Nutrizione in oncologia: tre mosse per migliorare l’assistenza

21 Settembre 2022

Maggiore informazione ai malati, sensibilizzazione dei caregiver e del personale sanitario, più collaborazione sul campo tra oncologi e nutrizionisti clinici. Questi gli imperativi categorici per migliorare i percorsi di assistenza nutrizionale del paziente oncologico che emergono da un’indagine condotta in Lombardia tra sei centri oncologici per un totale di 800 pazienti arruolati, presentata nei giorni scorsi a Milano e promossa dall’associazione La Lampada di Aladino, con il patrocinio di Favo (Federazione italiana delle associazioni di volontariato in oncologia) e Regione Lombardia, e il contributo non condizionante di Fresenius Kabi.

“Nell’insieme, le risultanze della survey evidenziano quanto sia ancora poco diffusa la conoscenza sulle tematiche pertinenti la nutrizione in oncologia”, sottolinea Davide Petruzzelli, presidente de La Lampada di Aladino e membro dell’esecutivo nazionale Favo. “Bisognerebbe, innanzitutto, mettere in atto una divulgazione appropriata e continuativa, calibrata per target diversi, che consenta la comprensione dei molteplici aspetti della nutrizione in oncologia, dall’alimentazione quotidiana fino alle tecniche enterali e parenterali. Non dimentichiamo che acquisire conoscenza e consapevolezza in tale ambito è funzionale anche per i clinici chiamati a dialogare con i nutrizionisti. È altrettanto necessario che gli aspetti della nutrizione in oncologia vengano di fatto integrati nei percorsi clinici erogati nelle strutture oncologiche a livello regionale e nazionale. A tal proposito, la collaborazione e il dialogo tra reti oncologiche e reti di nutrizione clinica rappresentano la chiave di volta a garanzia dell’ottimizzazione di questo articolato processo, reti che necessitano di concreti riconoscimenti ufficiali e di supporti economici reali.  A oggi disponiamo di molta documentazione prodotta dalle società scientifiche che consente di definire modelli integrati di approccio nutrizionale, prevedendo figure professionali specifiche. Bisogna arrivare a tradurre tutto ciò in realtà concrete atte a eliminare il gap tra le evidenze scientifiche osservazionali e la pratica clinica corrente”.

La malnutrizione ha un pesante impatto negativo sui pazienti oncologici. I dati della letteratura mostrano come sia un fattore predittivo di una minore sopravvivenza, comportando decadimento della qualità di vita, aumento della tossicità delle terapie oncologiche, peggioramento dell’esito post-operatorio e ospedalizzazione significativamente più lunga.

“Occorre incorporare in modo sistematico la valutazione e il monitoraggio dello stato nutrizionale nei trattamenti oncologici”, osserva Riccardo Caccialanza, direttore Uoc di Dietetica e Nutrizione clinica dell’Irccs San Matteo di Pavia. “Dalla diagnosi in poi, individualizzare le esigenze nutrizionali di ogni paziente oncologico è infatti un fattore chiave per migliorare l’efficacia dell’approccio terapeutico”.

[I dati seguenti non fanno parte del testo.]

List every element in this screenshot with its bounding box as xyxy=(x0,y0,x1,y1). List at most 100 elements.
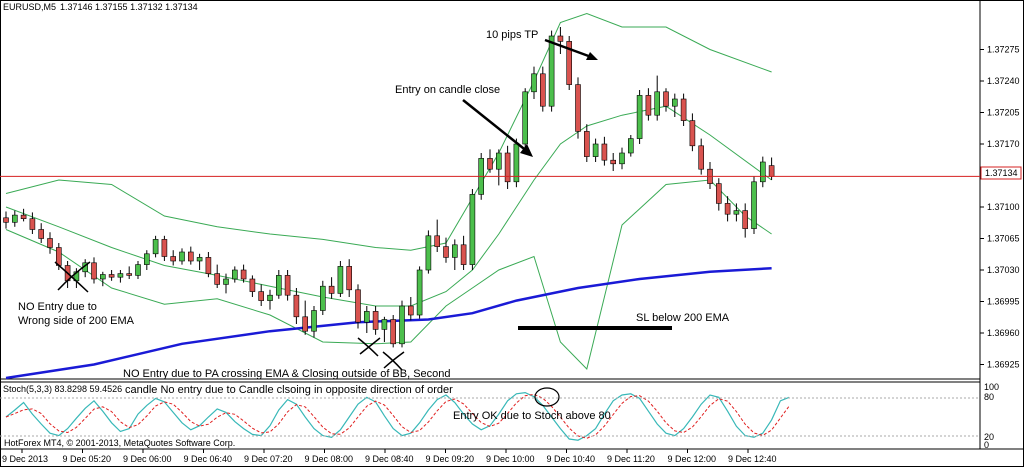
candle-body-bear xyxy=(566,41,573,85)
candle-body-bear xyxy=(38,229,45,239)
candle-body-bull xyxy=(319,285,326,311)
candle-body-bull xyxy=(223,278,229,285)
candle xyxy=(390,315,397,348)
candle-body-bull xyxy=(548,35,555,107)
candle xyxy=(557,27,564,54)
candle-body-bear xyxy=(240,269,247,280)
arrow-entry-head xyxy=(520,144,533,157)
annotation-sl: SL below 200 EMA xyxy=(636,312,730,324)
candle xyxy=(144,250,150,270)
candle-body-bear xyxy=(20,214,27,220)
candle-body-bear xyxy=(610,159,617,165)
candle-body-bear xyxy=(188,251,194,262)
candle xyxy=(548,30,555,112)
candle-body-bear xyxy=(742,210,749,229)
candle xyxy=(531,66,537,99)
candle xyxy=(258,284,265,306)
annotation-entry-ok: Entry OK due to Stoch above 80 xyxy=(453,410,611,422)
candle-body-bull xyxy=(733,210,740,215)
annotation-no-entry-2a: NO Entry due to PA crossing EMA & Closin… xyxy=(123,368,451,380)
candle xyxy=(715,178,722,211)
annotation-entry-close: Entry on candle close xyxy=(395,84,500,96)
ohlc-readout: 1.37146 1.37155 1.37132 1.37134 xyxy=(60,2,198,12)
candle-body-bear xyxy=(170,256,176,262)
candle-body-bull xyxy=(425,235,432,271)
candle-body-bear xyxy=(372,311,379,330)
candle-body-bull xyxy=(636,95,643,139)
time-tick-label: 9 Dec 06:00 xyxy=(123,454,172,464)
candle-body-bear xyxy=(126,273,132,276)
candle-body-bull xyxy=(117,273,124,278)
bb-middle-line xyxy=(5,105,772,307)
candle xyxy=(671,93,678,117)
candle xyxy=(733,203,740,222)
candle xyxy=(117,270,124,283)
candle xyxy=(214,264,220,288)
candle-body-bear xyxy=(539,73,546,107)
price-tick-label: 1.36925 xyxy=(987,360,1020,370)
candle-body-bear xyxy=(249,278,256,292)
candle xyxy=(513,138,520,188)
price-tick-label: 1.37240 xyxy=(987,76,1020,86)
candle xyxy=(724,196,731,222)
candle xyxy=(196,253,203,270)
candle xyxy=(619,147,625,170)
candle-body-bull xyxy=(399,305,405,345)
candle-body-bull xyxy=(671,98,678,107)
candle-body-bull xyxy=(531,73,537,93)
candle-body-bull xyxy=(451,244,458,258)
candle xyxy=(355,284,361,329)
candle-body-bear xyxy=(346,266,353,291)
candle-body-bear xyxy=(724,203,731,215)
arrow-entry xyxy=(462,99,529,153)
annotation-no-entry-1b: Wrong side of 200 EMA xyxy=(18,315,135,327)
candle-body-bear xyxy=(663,91,669,107)
candle-body-bull xyxy=(416,269,423,316)
candle xyxy=(742,203,749,238)
candle-body-bull xyxy=(196,257,203,262)
candle-body-bull xyxy=(337,266,344,294)
candle xyxy=(293,288,300,324)
time-tick-label: 9 Dec 10:00 xyxy=(486,454,535,464)
arrow-tp-head xyxy=(586,52,598,60)
candle xyxy=(645,88,652,121)
candle-body-bear xyxy=(214,273,220,285)
annotation-no-entry-2b: candle No entry due to Candle clsoing in… xyxy=(125,384,453,396)
candle xyxy=(126,266,132,279)
candle xyxy=(346,259,353,297)
candle xyxy=(223,273,229,294)
time-tick-label: 9 Dec 12:00 xyxy=(668,454,717,464)
candle xyxy=(407,297,414,321)
ema-200-path xyxy=(5,266,772,380)
candle xyxy=(372,306,379,335)
price-tick-label: 1.37065 xyxy=(987,234,1020,244)
candle xyxy=(188,246,194,265)
candle-body-bear xyxy=(575,84,581,132)
candle-body-bear xyxy=(504,152,511,183)
price-tick-label: 1.37275 xyxy=(987,45,1020,55)
time-tick-label: 9 Dec 10:40 xyxy=(547,454,596,464)
candle-body-bear xyxy=(3,217,9,223)
candle xyxy=(663,88,669,112)
time-axis-ticks: 9 Dec 2013 9 Dec 05:20 9 Dec 06:00 9 Dec 06… xyxy=(2,449,777,464)
candle xyxy=(47,232,53,254)
candle xyxy=(240,264,247,283)
candle xyxy=(416,266,423,319)
candle-body-bull xyxy=(232,269,238,280)
candle-body-bear xyxy=(108,274,115,278)
candle xyxy=(311,306,317,338)
price-tick-label: 1.37205 xyxy=(987,108,1020,118)
price-tick-label: 1.36960 xyxy=(987,328,1020,338)
candle-body-bull xyxy=(619,152,625,165)
candlesticks xyxy=(3,27,775,348)
candle xyxy=(3,211,9,229)
candle-body-bear xyxy=(557,35,564,42)
candle-body-bull xyxy=(627,138,634,154)
candle-body-bear xyxy=(460,244,467,265)
candle xyxy=(100,271,106,287)
stoch-highlight-circle xyxy=(534,387,560,407)
candle-body-bear xyxy=(328,285,335,294)
candle-body-bear xyxy=(47,238,53,248)
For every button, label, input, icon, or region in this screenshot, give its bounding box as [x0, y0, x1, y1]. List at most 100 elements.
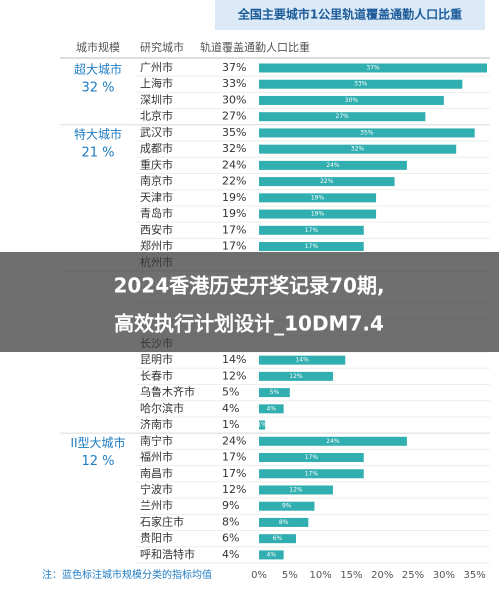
value-label: 32%: [222, 142, 246, 155]
bar: [259, 160, 407, 170]
x-tick-label: 20%: [371, 570, 393, 581]
bar-label: 19%: [311, 194, 325, 201]
bar-label: 17%: [305, 454, 319, 461]
bar: [259, 128, 475, 138]
column-header: 研究城市: [140, 40, 184, 54]
y-tick-label: 兰州市: [140, 498, 173, 512]
x-tick-label: 0%: [251, 570, 267, 581]
bar: [259, 144, 457, 154]
bar-label: 24%: [326, 438, 340, 445]
bar-label: 17%: [305, 227, 319, 234]
value-label: 35%: [222, 126, 246, 139]
y-tick-label: 深圳市: [140, 92, 173, 106]
value-label: 9%: [222, 499, 239, 512]
bar-label: 5%: [270, 389, 280, 396]
banner-text: 2024香港历史开奖记录70期,: [113, 274, 384, 298]
column-header: 城市规模: [76, 40, 120, 54]
value-label: 33%: [222, 77, 246, 90]
bar: [259, 404, 284, 414]
value-label: 5%: [222, 386, 239, 399]
y-tick-label: 北京市: [140, 109, 173, 123]
value-label: 17%: [222, 451, 246, 464]
bar: [259, 242, 364, 252]
y-tick-label: 南宁市: [140, 433, 173, 447]
value-label: 19%: [222, 207, 246, 220]
y-tick-label: 呼和浩特市: [140, 547, 195, 561]
value-label: 17%: [222, 240, 246, 253]
bar-label: 14%: [295, 357, 309, 364]
y-tick-label: 重庆市: [140, 157, 173, 171]
bar-label: 35%: [360, 129, 374, 136]
column-header: 轨道覆盖通勤人口比重: [200, 40, 310, 54]
bar-label: 17%: [305, 470, 319, 477]
bar-label: 19%: [311, 211, 325, 218]
bar-label: 12%: [289, 486, 303, 493]
value-label: 24%: [222, 434, 246, 447]
value-label: 6%: [222, 532, 239, 545]
bar-label: 1%: [257, 422, 267, 429]
bar: [259, 517, 309, 527]
bar-label: 27%: [336, 113, 350, 120]
y-tick-label: 乌鲁木齐市: [140, 385, 195, 399]
value-label: 4%: [222, 548, 239, 561]
value-label: 8%: [222, 515, 239, 528]
value-label: 1%: [222, 418, 239, 431]
bar: [259, 63, 487, 73]
x-tick-label: 10%: [310, 570, 332, 581]
group-mean: 12 %: [81, 454, 114, 469]
bar: [259, 550, 284, 560]
y-tick-label: 广州市: [140, 60, 173, 74]
value-label: 27%: [222, 110, 246, 123]
bar: [259, 371, 333, 381]
bar-label: 8%: [279, 519, 289, 526]
bar-label: 24%: [326, 162, 340, 169]
y-tick-label: 上海市: [140, 76, 173, 90]
value-label: 17%: [222, 223, 246, 236]
bar-label: 6%: [273, 535, 283, 542]
y-tick-label: 福州市: [140, 450, 173, 464]
y-tick-label: 石家庄市: [140, 514, 184, 528]
bar: [259, 79, 463, 89]
note: 注：蓝色标注城市规模分类的指标均值: [42, 568, 212, 581]
bar: [259, 501, 315, 511]
value-label: 22%: [222, 175, 246, 188]
y-tick-label: 南昌市: [140, 466, 173, 480]
y-tick-label: 西安市: [140, 222, 173, 236]
bar: [259, 177, 395, 187]
x-tick-label: 15%: [340, 570, 362, 581]
bar: [259, 485, 333, 495]
y-tick-label: 成都市: [140, 141, 173, 155]
value-label: 24%: [222, 158, 246, 171]
y-tick-label: 哈尔滨市: [140, 401, 184, 415]
bar: [259, 193, 377, 203]
bar-label: 32%: [351, 146, 365, 153]
bar: [259, 388, 290, 398]
bar-label: 30%: [345, 97, 359, 104]
value-label: 17%: [222, 467, 246, 480]
value-label: 12%: [222, 369, 246, 382]
bar-label: 37%: [366, 65, 380, 72]
bar: [259, 453, 364, 463]
bar-label: 22%: [320, 178, 334, 185]
chart-title: 全国主要城市1公里轨道覆盖通勤人口比重: [237, 7, 462, 22]
y-tick-label: 郑州市: [140, 239, 173, 253]
banner: [0, 252, 499, 352]
y-tick-label: 青岛市: [140, 206, 173, 220]
value-label: 19%: [222, 191, 246, 204]
bar-label: 12%: [289, 373, 303, 380]
banner-text: 高效执行计划设计_10DM7.4: [114, 312, 384, 336]
bar: [259, 112, 426, 122]
value-label: 14%: [222, 353, 246, 366]
bar: [259, 355, 346, 365]
bar-label: 4%: [267, 405, 277, 412]
group-label: 超大城市: [74, 62, 122, 77]
group-label: 特大城市: [74, 126, 122, 141]
value-label: 12%: [222, 483, 246, 496]
y-tick-label: 贵阳市: [140, 531, 173, 545]
x-tick-label: 25%: [402, 570, 424, 581]
bar: [259, 95, 444, 105]
group-mean: 32 %: [81, 81, 114, 96]
bar: [259, 469, 364, 479]
y-tick-label: 济南市: [140, 417, 173, 431]
title-band: [215, 0, 485, 30]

È importante che gli interventi nutrizionali siano continuamente adattati alla condizione del paziente. In primis, secondo gli esperti, l’attenzione si porta all’alimentazione, anche con l’ausilio di supplementi orali. La dieta, in alcuni casi, può poi essere ulteriormente integrata con la nutrizione artificiale enterale o parenterale, a giudizio del nutrizionista clinico. 

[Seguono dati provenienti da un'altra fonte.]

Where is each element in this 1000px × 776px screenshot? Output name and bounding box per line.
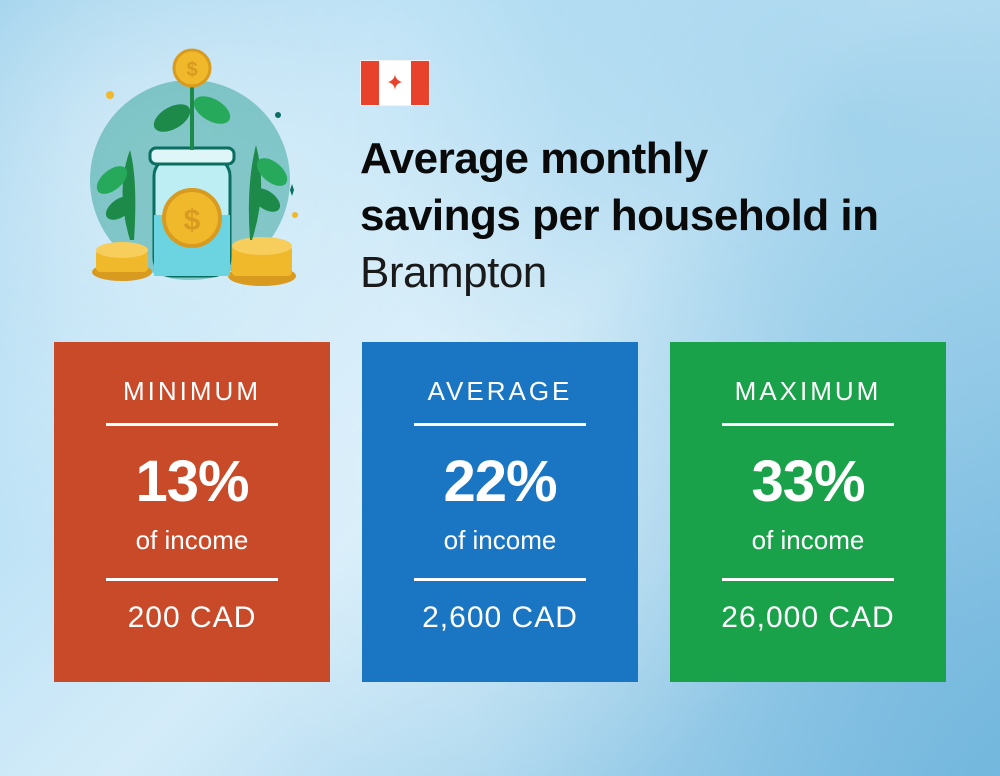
card-subtext: of income [752,525,865,556]
divider [414,423,586,426]
divider [414,578,586,581]
divider [106,578,278,581]
savings-illustration: $ $ [60,40,320,300]
divider [106,423,278,426]
header-section: $ $ ✦ Average monthly savings per hou [0,0,1000,302]
card-percent: 33% [751,448,864,515]
card-minimum: MINIMUM 13% of income 200 CAD [54,342,330,682]
card-amount: 2,600 CAD [422,601,578,635]
card-label: AVERAGE [428,376,573,407]
svg-text:$: $ [184,204,201,237]
title-line-2: savings per household in [360,187,879,244]
page-title: Average monthly savings per household in… [360,130,879,302]
card-label: MAXIMUM [735,376,882,407]
card-percent: 22% [443,448,556,515]
card-maximum: MAXIMUM 33% of income 26,000 CAD [670,342,946,682]
stats-cards-row: MINIMUM 13% of income 200 CAD AVERAGE 22… [0,302,1000,682]
divider [722,423,894,426]
card-subtext: of income [136,525,249,556]
card-subtext: of income [444,525,557,556]
card-amount: 200 CAD [128,601,257,635]
card-amount: 26,000 CAD [721,601,894,635]
title-block: ✦ Average monthly savings per household … [360,40,879,302]
title-line-1: Average monthly [360,130,879,187]
canada-flag-icon: ✦ [360,60,430,106]
card-percent: 13% [135,448,248,515]
card-label: MINIMUM [123,376,261,407]
svg-text:$: $ [186,59,197,81]
divider [722,578,894,581]
title-city: Brampton [360,244,879,301]
card-average: AVERAGE 22% of income 2,600 CAD [362,342,638,682]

“Negli ultimi anni l’attenzione sul tema della nutrizione in oncologia è cresciuta notevolmente e abbiamo assistito a importanti cambiamenti, questo grazie alla sempre più frequente collaborazione tra società scientifiche e associazioni pazienti, che svolgono un ruolo chiave all’interno del sistema salute”, conclude Paolo Pedrazzoli, direttore Uoc di Oncologia dell’Irccs San Matteo di Pavia. “La strada è ancora lunga e c’è molto da fare, ma lavorando in sinergia con le istituzioni si potranno raggiungere importanti risultati”.